Fortunately, a female lawyer made clear to
The National
just how open to abuse the guardianship system is. Aisha al-Tenajii, a legal consultant, told
The National
that the legal office where she worked had been involved in numerous cases of legal guardians preventing a woman from getting married for questionable reasons, including because the prospective bridegroom was from a “family considered unequal in social status” or was not a UAE national.

But even with this knowledge, al-Tenajii would not say that the guardianship system should be scrapped altogether as unfair and infantilizing to women. Rather, she suggested that after a certain age, a woman should be allowed to marry without the approval of a guardian: “We are not asking for it to be removed. After all, there should be some regulation, but not like in the case of the
51-year-old woman. After the age of 25, for example, a woman who was previously married should not require a guardian to remarry.”

We are so socialized in our oppression that even in the face of injustice, we know to stay within the lines. Instead of a bold demand for the removal of a system that keeps women forever at the whim of male guardians, even their adolescent sons, women meekly suggest reform.

One law in the UAE takes this absurdity further, by making women the property not only of their sons, but of their babies! According to a law passed in 2014, a mother’s breasts are her child’s property. A clause that is part of the child’s rights laws makes it mandatory for a mother to breastfeed her child for two years, opening the way for husbands to sue their wives if they don’t breastfeed for the stipulated time. This in a country that gives mothers just one month of maternity leave and where existing regulations ordering offices to provide nurseries so that working mothers can breastfeed have never been enforced.

A member—male, of course—of the UAE’s Federal National Council, which passed the law, said that it aimed to make breastfeeding “a duty and not an option” for able mothers. The council suggested that wet-nurses be provided for children whose mothers had died or could not feed them, but it did not say who should pay for these wet-nurses.

With a few exceptions, these provisions are very similar to their counterparts in other countries in the region. Put crudely, marriage ensures that a woman, after a childhood and youth of obedience to her father, shifts that obedience to her husband, for whom she becomes a baby maker and wet-nurse to his children (for the children essentially belong to the father).

Women’s rights groups in several countries have fought for years to mitigate the discrimination of personal status laws.
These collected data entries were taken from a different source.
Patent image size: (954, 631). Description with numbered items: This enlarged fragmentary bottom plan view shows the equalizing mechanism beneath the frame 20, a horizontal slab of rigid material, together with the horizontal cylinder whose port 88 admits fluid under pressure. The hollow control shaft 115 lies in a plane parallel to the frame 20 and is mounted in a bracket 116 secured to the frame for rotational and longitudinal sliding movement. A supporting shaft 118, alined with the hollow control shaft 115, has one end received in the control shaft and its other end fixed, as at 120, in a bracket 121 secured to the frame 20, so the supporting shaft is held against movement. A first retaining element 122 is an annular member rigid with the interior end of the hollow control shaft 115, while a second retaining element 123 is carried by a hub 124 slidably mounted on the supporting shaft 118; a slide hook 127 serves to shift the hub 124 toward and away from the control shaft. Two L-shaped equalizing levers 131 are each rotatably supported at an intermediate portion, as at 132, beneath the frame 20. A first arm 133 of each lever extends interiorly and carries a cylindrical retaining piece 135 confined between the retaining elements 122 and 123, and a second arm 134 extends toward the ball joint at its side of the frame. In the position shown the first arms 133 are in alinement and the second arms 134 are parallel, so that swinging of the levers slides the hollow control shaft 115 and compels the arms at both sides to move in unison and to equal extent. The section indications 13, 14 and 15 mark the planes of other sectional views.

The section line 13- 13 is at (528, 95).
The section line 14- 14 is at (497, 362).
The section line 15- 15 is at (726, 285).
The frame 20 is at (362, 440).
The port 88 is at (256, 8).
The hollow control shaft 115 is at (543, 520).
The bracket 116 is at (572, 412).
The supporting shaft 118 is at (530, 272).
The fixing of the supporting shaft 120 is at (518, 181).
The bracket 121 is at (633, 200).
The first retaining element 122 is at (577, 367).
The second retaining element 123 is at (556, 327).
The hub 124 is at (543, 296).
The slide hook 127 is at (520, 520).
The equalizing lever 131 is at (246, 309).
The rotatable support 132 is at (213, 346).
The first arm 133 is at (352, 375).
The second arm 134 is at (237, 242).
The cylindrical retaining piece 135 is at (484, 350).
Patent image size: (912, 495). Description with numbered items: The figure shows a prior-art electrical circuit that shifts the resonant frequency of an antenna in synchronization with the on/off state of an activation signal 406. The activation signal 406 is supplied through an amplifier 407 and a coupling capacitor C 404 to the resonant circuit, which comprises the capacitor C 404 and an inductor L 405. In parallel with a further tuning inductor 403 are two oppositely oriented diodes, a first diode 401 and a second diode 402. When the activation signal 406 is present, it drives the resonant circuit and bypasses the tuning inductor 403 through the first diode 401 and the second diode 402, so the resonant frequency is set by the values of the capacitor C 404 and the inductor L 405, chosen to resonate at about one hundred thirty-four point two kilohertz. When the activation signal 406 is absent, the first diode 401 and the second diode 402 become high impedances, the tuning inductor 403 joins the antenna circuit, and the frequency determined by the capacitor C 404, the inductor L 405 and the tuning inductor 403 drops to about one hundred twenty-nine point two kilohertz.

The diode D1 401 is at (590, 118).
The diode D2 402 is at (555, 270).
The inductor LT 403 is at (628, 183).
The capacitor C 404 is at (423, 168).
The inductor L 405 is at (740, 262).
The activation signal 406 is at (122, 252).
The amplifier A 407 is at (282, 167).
After a decades-long battle by feminists in Egypt, parliament in 2000 ratified the “Khul procedure,” in which a woman who wants a divorce must renounce her financial rights under the marriage contract. But in Egypt today it is apparent that only affluent women can afford to renounce such rights to obtain a divorce. Poor women have little recourse to leave abusive marriages, and yet the personal status laws that allow such injustices to continue are treated as if they were a religious revelation in and of themselves, untouchable and unrelated to the lives of the women they harm.